Cuando entré en el super me invadió el pánico. El silencio era tan pesado que costaba respirar, el cansancio me nublaba el juicio (no, tampoco te cuentan que en el postparto más inmediato caminar 200 metros es como correr una maratón) y la tensión de no tocar nada innecesario me creó un estrés que tardé horas en olvidar. Recuerdo, como si fuera hoy, escuchar mis propios pasos en el asfalto mientras me aguantaba las ganas de llorar. Mi vida había cambiado, sí, pero resultaba que el mundo también.

El virus me robó en un pispás mis primeros meses de maternidad donde yo tendría que haber estado tomando café mirando el mar, presumiendo de retoño y escondiendo mis quilos de más bajo un nuevo outfit de primavera verano conjuntado con toda la ropita perfecta que había preparado para Arlet y sus primeros meses de vida (ropa que dicho sea de paso, nunca nadie, excepto mi marido y yo, pudo ver y alabar).

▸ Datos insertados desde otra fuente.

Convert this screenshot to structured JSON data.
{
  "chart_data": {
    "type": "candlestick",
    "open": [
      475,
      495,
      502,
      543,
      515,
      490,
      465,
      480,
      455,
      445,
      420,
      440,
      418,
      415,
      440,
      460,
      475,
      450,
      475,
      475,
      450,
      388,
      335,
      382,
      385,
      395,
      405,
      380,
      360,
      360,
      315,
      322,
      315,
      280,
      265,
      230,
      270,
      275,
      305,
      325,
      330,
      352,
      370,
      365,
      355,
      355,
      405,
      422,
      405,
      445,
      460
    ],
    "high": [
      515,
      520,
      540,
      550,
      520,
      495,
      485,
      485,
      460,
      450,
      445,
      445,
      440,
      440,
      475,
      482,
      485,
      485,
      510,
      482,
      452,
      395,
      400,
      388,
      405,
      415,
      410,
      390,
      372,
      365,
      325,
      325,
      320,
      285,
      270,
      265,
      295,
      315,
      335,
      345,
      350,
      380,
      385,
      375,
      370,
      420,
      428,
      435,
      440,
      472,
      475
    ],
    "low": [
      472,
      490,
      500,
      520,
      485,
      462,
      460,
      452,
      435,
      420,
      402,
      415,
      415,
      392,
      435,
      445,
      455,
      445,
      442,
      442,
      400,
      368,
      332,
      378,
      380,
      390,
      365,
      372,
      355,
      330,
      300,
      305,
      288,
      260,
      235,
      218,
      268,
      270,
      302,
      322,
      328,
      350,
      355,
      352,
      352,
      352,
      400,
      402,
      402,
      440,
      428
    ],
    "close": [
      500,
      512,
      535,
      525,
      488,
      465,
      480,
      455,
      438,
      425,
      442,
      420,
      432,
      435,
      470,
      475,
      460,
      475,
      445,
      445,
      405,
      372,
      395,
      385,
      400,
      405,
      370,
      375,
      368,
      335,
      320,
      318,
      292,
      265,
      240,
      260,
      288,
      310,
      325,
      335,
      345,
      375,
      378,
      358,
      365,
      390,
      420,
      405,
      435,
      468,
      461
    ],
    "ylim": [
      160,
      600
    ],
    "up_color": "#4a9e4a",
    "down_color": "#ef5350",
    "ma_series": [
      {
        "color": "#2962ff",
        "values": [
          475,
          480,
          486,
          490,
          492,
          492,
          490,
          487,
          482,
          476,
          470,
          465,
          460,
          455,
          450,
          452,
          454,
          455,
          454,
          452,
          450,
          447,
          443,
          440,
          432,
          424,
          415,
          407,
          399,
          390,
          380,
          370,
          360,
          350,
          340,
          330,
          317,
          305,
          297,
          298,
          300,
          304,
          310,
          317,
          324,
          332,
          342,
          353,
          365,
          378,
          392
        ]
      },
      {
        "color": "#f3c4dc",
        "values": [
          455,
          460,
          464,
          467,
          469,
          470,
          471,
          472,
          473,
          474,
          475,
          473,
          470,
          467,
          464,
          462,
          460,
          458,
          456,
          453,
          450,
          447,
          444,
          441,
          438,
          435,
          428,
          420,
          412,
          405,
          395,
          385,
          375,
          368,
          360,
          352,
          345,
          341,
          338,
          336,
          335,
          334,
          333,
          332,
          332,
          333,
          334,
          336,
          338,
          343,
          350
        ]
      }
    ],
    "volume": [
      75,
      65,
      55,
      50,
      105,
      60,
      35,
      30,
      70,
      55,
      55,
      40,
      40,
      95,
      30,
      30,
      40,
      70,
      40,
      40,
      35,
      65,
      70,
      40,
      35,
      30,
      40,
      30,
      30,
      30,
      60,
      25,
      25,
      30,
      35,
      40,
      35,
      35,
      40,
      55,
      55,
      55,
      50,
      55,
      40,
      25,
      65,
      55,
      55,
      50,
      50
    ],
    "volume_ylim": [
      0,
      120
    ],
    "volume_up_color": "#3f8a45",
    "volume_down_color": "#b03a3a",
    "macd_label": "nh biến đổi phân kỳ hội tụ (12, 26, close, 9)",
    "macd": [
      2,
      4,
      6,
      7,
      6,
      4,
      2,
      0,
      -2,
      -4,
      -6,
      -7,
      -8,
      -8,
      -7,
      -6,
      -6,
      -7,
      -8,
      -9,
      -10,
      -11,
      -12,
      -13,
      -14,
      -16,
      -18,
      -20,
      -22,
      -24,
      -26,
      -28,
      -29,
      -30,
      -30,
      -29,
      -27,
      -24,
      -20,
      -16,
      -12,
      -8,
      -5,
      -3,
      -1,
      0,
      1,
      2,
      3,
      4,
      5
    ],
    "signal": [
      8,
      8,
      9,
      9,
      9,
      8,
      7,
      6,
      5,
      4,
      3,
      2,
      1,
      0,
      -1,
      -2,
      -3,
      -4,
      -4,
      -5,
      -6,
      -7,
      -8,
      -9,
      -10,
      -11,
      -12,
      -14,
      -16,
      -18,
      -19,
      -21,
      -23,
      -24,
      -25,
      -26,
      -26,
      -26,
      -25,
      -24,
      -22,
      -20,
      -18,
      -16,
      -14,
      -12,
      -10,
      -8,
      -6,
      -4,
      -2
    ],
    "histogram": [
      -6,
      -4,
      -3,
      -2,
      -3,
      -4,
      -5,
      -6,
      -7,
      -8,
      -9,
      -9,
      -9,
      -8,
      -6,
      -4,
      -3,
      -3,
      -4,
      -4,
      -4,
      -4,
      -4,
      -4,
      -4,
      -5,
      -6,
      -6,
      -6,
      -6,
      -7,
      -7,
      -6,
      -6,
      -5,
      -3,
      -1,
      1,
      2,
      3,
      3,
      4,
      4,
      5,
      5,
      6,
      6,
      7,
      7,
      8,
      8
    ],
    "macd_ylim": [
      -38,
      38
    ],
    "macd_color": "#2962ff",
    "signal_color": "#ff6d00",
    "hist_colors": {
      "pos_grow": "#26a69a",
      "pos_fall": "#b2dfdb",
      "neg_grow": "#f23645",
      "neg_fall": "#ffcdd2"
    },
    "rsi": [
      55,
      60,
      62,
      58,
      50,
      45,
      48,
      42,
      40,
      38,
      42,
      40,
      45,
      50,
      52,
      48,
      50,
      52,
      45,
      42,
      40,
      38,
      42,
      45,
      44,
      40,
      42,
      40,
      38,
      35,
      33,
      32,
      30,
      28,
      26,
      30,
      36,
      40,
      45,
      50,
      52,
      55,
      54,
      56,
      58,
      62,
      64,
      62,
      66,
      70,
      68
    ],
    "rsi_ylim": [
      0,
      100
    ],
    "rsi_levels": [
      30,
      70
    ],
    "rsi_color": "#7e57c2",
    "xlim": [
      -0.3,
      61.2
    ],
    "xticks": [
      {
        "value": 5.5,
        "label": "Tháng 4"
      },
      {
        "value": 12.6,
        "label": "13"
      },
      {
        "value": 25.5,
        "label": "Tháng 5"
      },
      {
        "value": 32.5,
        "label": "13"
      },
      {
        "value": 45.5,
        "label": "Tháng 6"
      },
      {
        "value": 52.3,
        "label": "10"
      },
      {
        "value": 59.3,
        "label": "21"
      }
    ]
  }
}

El virus también me robó el primer encuentro con mi madre, para mostrarle el ser tan perfecto que he creado, su lagrimilla recorriéndole la mejilla y achuchando a mi hija mientras yo hubiera hecho esfuerzos para pedirle que no la estruje así, que me la rompe. El dichoso virus me robo que mis sobrinos entraran en la habitación del hospital intentando ser silenciosos, que el mayor le cogiera el dedito con sus delicadas manos y que a la prima pequeña le diera un poquito de celos por haberla destronado de su bien interpretado papel de la pequeña de la casa. El virus me robó que mi padre estuviera ahí y me fuera a buscar un bocadillo de jamón (del bueno ¿eh? Papá, no me seas tacaño) y un café con doble de cafeína y que mi hermana me trajera todo lo que no pude comer durante el embarazo.

Nadie lo vio venir, nadie, porque esto se suponía que era una gripe, porque hasta ese día la coronavirus era solo un bicho asiático que los descuidados italianos contrajeron sin saber muy bien cómo . Pues llegó, llegó como llegó mi hija: con mucho llanto a su paso y dolor, un dolor mucho más intenso que una contracción, un terrible dolor que se nos aferró a las entrañas y ya nunca nos soltará.